Use of Electrochemical Impedance Spectroscopy for the Evaluation of Performance of PEM Fuel Cells Based on Carbon Cloth Gas Diffusion Electrodes

Department of Chemistry, Materials and Chemical Engineering “Giulio Natta”, Politecnico di Milano, Piazza Leonardo da Vinci 32, 20133 Milano, Italy

Correspondence should be addressed to Saverio Latorrata; ti.imilop@atarrotal.oirevas

Received 15 November 2017; Accepted 13 February 2018; Published 28 March 2018

Academic Editor: Jau-Wern Chiou

Copyright © 2018 Saverio Latorrata et al. This is an open access article distributed under the Creative Commons Attribution License, which permits unrestricted use, distribution, and reproduction in any medium, provided the original work is properly cited.

Abstract

Polymer electrolyte membrane fuel cells (PEMFCs) have attracted great attention in the last two decades as valuable alternative energy generators because of their high efficiencies and low or null pollutant emissions.
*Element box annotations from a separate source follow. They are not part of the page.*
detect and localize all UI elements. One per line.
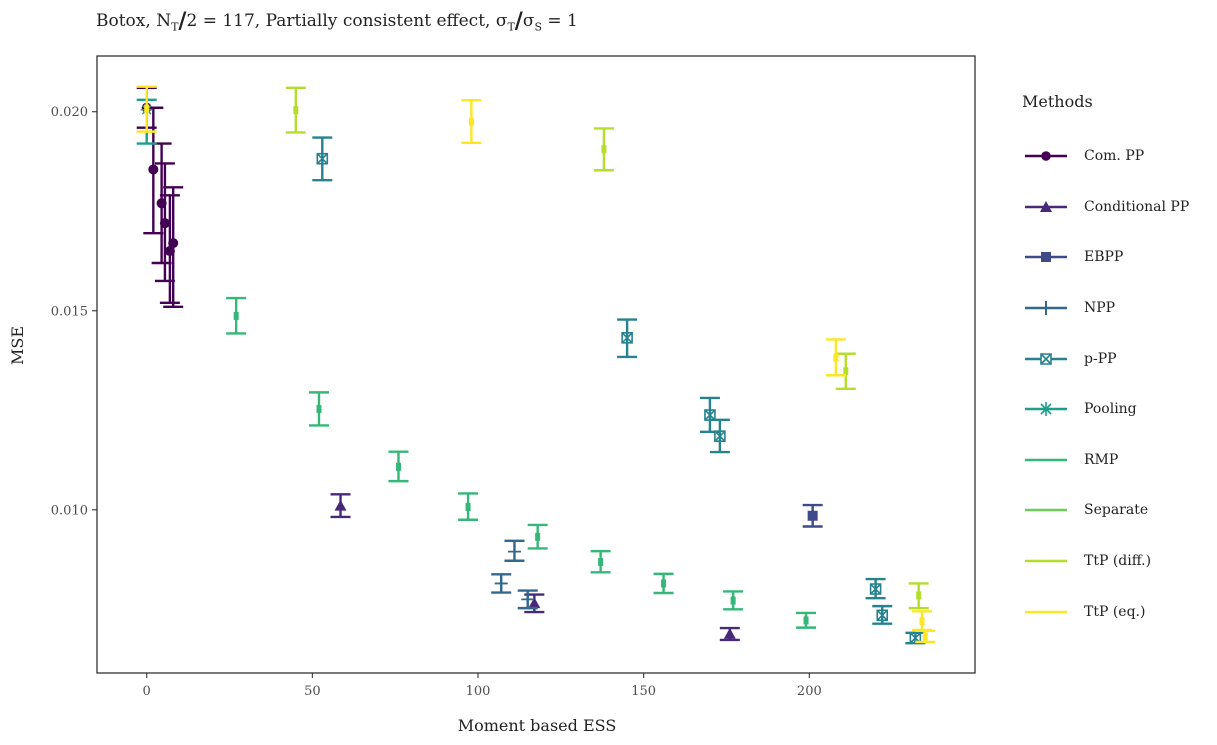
x-tick-label: 50 xyxy=(304,684,321,699)
legend-key-pooling xyxy=(1025,402,1067,417)
point-ttp-eq xyxy=(468,117,474,126)
legend-label: TtP (diff.) xyxy=(1084,553,1152,570)
legend-item-separate: Separate xyxy=(1022,485,1189,536)
legend-key-com-pp xyxy=(1025,151,1067,162)
point-rmp xyxy=(661,579,667,588)
y-tick-label: 0.020 xyxy=(51,105,88,120)
legend-label: p-PP xyxy=(1084,350,1117,367)
title-sigma: σ xyxy=(522,11,535,31)
legend-marker xyxy=(1041,252,1051,263)
x-tick-label: 150 xyxy=(631,684,656,699)
title-suffix: = 1 xyxy=(542,11,578,31)
point-ttp-diff xyxy=(843,367,849,376)
legend-item-ttp-eq: TtP (eq.) xyxy=(1022,586,1189,637)
legend: Methods Com. PP Conditional PP EBPP NPP p-PP… xyxy=(1022,92,1189,637)
legend-marker xyxy=(1040,200,1052,212)
legend-key-conditional-pp xyxy=(1025,200,1067,212)
point-com-pp xyxy=(168,238,179,249)
legend-item-com-pp: Com. PP xyxy=(1022,131,1189,182)
title-sub-t: T xyxy=(171,20,179,34)
legend-label: Separate xyxy=(1084,502,1149,519)
point-p-pp xyxy=(869,583,882,595)
title-middle: 2 = 117, Partially consistent effect, σ xyxy=(186,11,508,31)
point-rmp xyxy=(465,503,471,512)
legend-items: Com. PP Conditional PP EBPP NPP p-PP Pooling R… xyxy=(1022,131,1189,637)
y-axis-label: MSE xyxy=(8,325,27,365)
point-p-pp xyxy=(316,152,329,165)
point-ttp-diff xyxy=(293,106,299,115)
legend-title: Methods xyxy=(1022,92,1093,111)
point-ttp-diff xyxy=(601,145,607,154)
point-p-pp xyxy=(876,609,889,622)
title-sub-s: S xyxy=(534,20,542,34)
point-ttp-eq xyxy=(144,104,150,113)
legend-key-ebpp xyxy=(1025,252,1067,263)
legend-item-ebpp: EBPP xyxy=(1022,232,1189,283)
legend-marker xyxy=(1041,151,1051,162)
legend-label: Pooling xyxy=(1084,401,1137,418)
point-conditional-pp xyxy=(723,627,736,639)
point-conditional-pp xyxy=(334,499,347,511)
legend-item-ttp-diff: TtP (diff.) xyxy=(1022,536,1189,587)
point-rmp xyxy=(803,616,809,625)
y-tick-label: 0.015 xyxy=(51,304,88,319)
point-ebpp xyxy=(807,510,818,521)
y-tick-label: 0.010 xyxy=(51,503,88,518)
point-npp xyxy=(521,592,535,606)
point-npp xyxy=(507,545,521,559)
legend-label: RMP xyxy=(1084,451,1119,468)
point-rmp xyxy=(316,405,322,414)
point-ttp-eq xyxy=(919,617,925,626)
legend-key-separate xyxy=(1025,509,1067,512)
legend-item-pooling: Pooling xyxy=(1022,384,1189,435)
title-slash-2: / xyxy=(514,8,523,34)
legend-label: TtP (eq.) xyxy=(1084,603,1146,620)
legend-label: Com. PP xyxy=(1084,148,1145,165)
legend-label: EBPP xyxy=(1084,249,1124,266)
legend-key-npp xyxy=(1025,301,1067,316)
title-sub-t2: T xyxy=(507,20,515,34)
legend-item-rmp: RMP xyxy=(1022,435,1189,486)
legend-key-p-pp xyxy=(1025,352,1067,365)
chart-title: Botox, NT/2 = 117, Partially consistent … xyxy=(96,8,578,34)
point-npp xyxy=(494,576,508,590)
legend-item-p-pp: p-PP xyxy=(1022,333,1189,384)
point-rmp xyxy=(535,532,541,541)
plot-panel xyxy=(96,55,976,674)
point-p-pp xyxy=(714,430,726,442)
legend-key-ttp-eq xyxy=(1025,610,1067,613)
x-tick-label: 0 xyxy=(143,684,151,699)
point-ttp-eq xyxy=(833,353,839,362)
point-conditional-pp xyxy=(528,597,541,609)
point-rmp xyxy=(598,557,604,566)
legend-item-conditional-pp: Conditional PP xyxy=(1022,182,1189,233)
title-prefix: Botox, N xyxy=(96,11,172,31)
title-slash: / xyxy=(178,8,187,34)
legend-item-npp: NPP xyxy=(1022,283,1189,334)
point-rmp xyxy=(233,311,239,320)
legend-label: NPP xyxy=(1084,300,1116,317)
x-tick-label: 200 xyxy=(797,684,822,699)
legend-marker xyxy=(1040,402,1052,417)
point-rmp xyxy=(730,596,736,605)
point-com-pp xyxy=(148,164,159,175)
point-ttp-diff xyxy=(916,591,922,600)
point-ttp-eq xyxy=(922,632,928,641)
legend-marker xyxy=(1040,352,1052,365)
legend-label: Conditional PP xyxy=(1084,198,1190,215)
legend-key-rmp xyxy=(1025,458,1067,462)
x-tick-label: 100 xyxy=(466,684,491,699)
legend-key-ttp-diff xyxy=(1025,559,1067,563)
point-rmp xyxy=(396,462,402,471)
point-com-pp xyxy=(159,218,170,229)
point-p-pp xyxy=(621,332,633,344)
x-axis-label: Moment based ESS xyxy=(457,716,617,735)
In the present work, two gas diffusion electrodes (GDEs) for PEMFCs were prepared by using an ink containing carbon-supported platinum in the catalytic phase which was sprayed onto a carbon cloth substrate. Two aerograph nozzles, with different sizes, were used. The prepared GDEs were assembled into a fuel cell lab prototype with commercial electrolyte and bipolar plates and tested alternately as anode and cathode. Polarization measurements and electrochemical impedance spectroscopy (EIS) were performed on the running hydrogen-fed PEMFC from open circuit voltage to high current density. Experimental impedance spectra were fitted with an equivalent circuit model by using ZView software which allowed to get crucial parameters for the evaluation of fuel cell performance, such as ohmic resistance, charge transfer, and mass transfer resistance, whose trends have been studied as a function of the applied current density.